Shares in U.K.-listed food and fuel delivery specialist Ocado fell 17 percent in pixels in response to warnings that Canadian retailer Sobeys had scrapped an exclusivity deal and blocked a near-built warehouse. The slump came immediately when Ocado hit the tape at 11:37:49 BST, even though the news was already out.

Empire, the parent company of Sobeys, posted fourth quarter results on Canada NewsWire at 11:30:05 BST. All the news regarding the Ocado partnership is contained in a three-paragraph introductory preamble from Michael Medline, President and CEO of Empire:

We continue to look for every opportunity to improve our overall profitability and each Voilà CFC takes time to become profitable; as a result, we will suspend the opening of our fourth customer fulfillment center in Vancouver, allowing us to focus on increasing the performance and volume of our three active CFCs. We are also working with our partner, Ocado, to reduce costs and provide greater flexibility to serve our customers more broadly, which includes ending our mutual exclusivity agreement.

Then, further down the page, Empire explains its reasoning in much more detail than Ocado’s statement. Basically the point is that at current volumes the Ocado suite is too expensive to work effectively:

In fiscal 2021, the company unveiled its new e-commerce platform Voilà, revolutionizing online grocery home delivery in Canada. Voilà is powered by cutting-edge technology provided by Ocado through its automated CFCs. The company intends to operate four CFCs across Canada with support beams and curbside pickup. This will allow the company to serve approximately 75% of Canadian households, representing approximately 90% of Canadians’ projected e-commerce spending. To serve Canadian households located outside of CFC’s core service areas, the company has a Voilà curbside pickup service that serves 98 stores in locations across Canada.

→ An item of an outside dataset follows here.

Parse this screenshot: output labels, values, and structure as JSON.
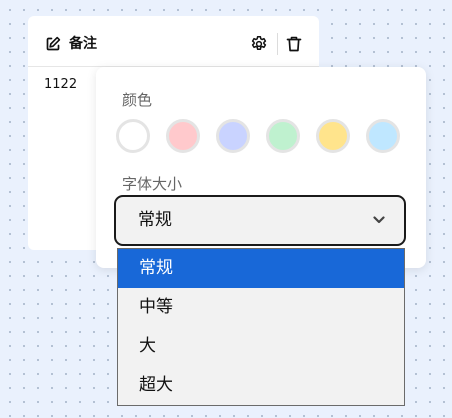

The company has three active CFCs located in Toronto, Montreal and Calgary. In the quarter ending May 4, 2024, the company decided to suspend the opening of its fourth CFC in Vancouver, British Columbia to focus on increasing volume and performance at its three active CFCs. Construction of the outer building for the fourth CFC has essentially been completed, with internal work related to network construction and robot commissioning yet to begin. Once the rate of e-commerce expansion in Canada increases, the company will be able to quickly decide when to proceed with the opening of its fourth CFC.

The company has also taken steps to reduce costs and increase flexibility in customer service, including the end of its mutual exclusivity agreement with Ocado after the year ending May 4, 2024, slightly earlier than originally estimated to end. This will result in a one-time exclusivity termination fee of $11.9 million in the first quarter of fiscal 2025.

It should be free money for anyone paying attention. But Ocada’s tick chart (below) shows no sign of a reaction, either price or volume, between Empire’s report and its own. Same options.

© Bloomberg

Things were looking up in the London market with the successful breakout of the Raspberry Pi raising hopes that the mood in the City has turned. That the FTSE 100* has not responded to a glaringly obvious sell signal based on news provided to overseas investors feels like significant evidence that it remains in the financial backwater.

* FTSE Russell announced Ocada’s relegation to mid-tier on June 5, but the change doesn’t take effect until June 24, so it’s technically correct.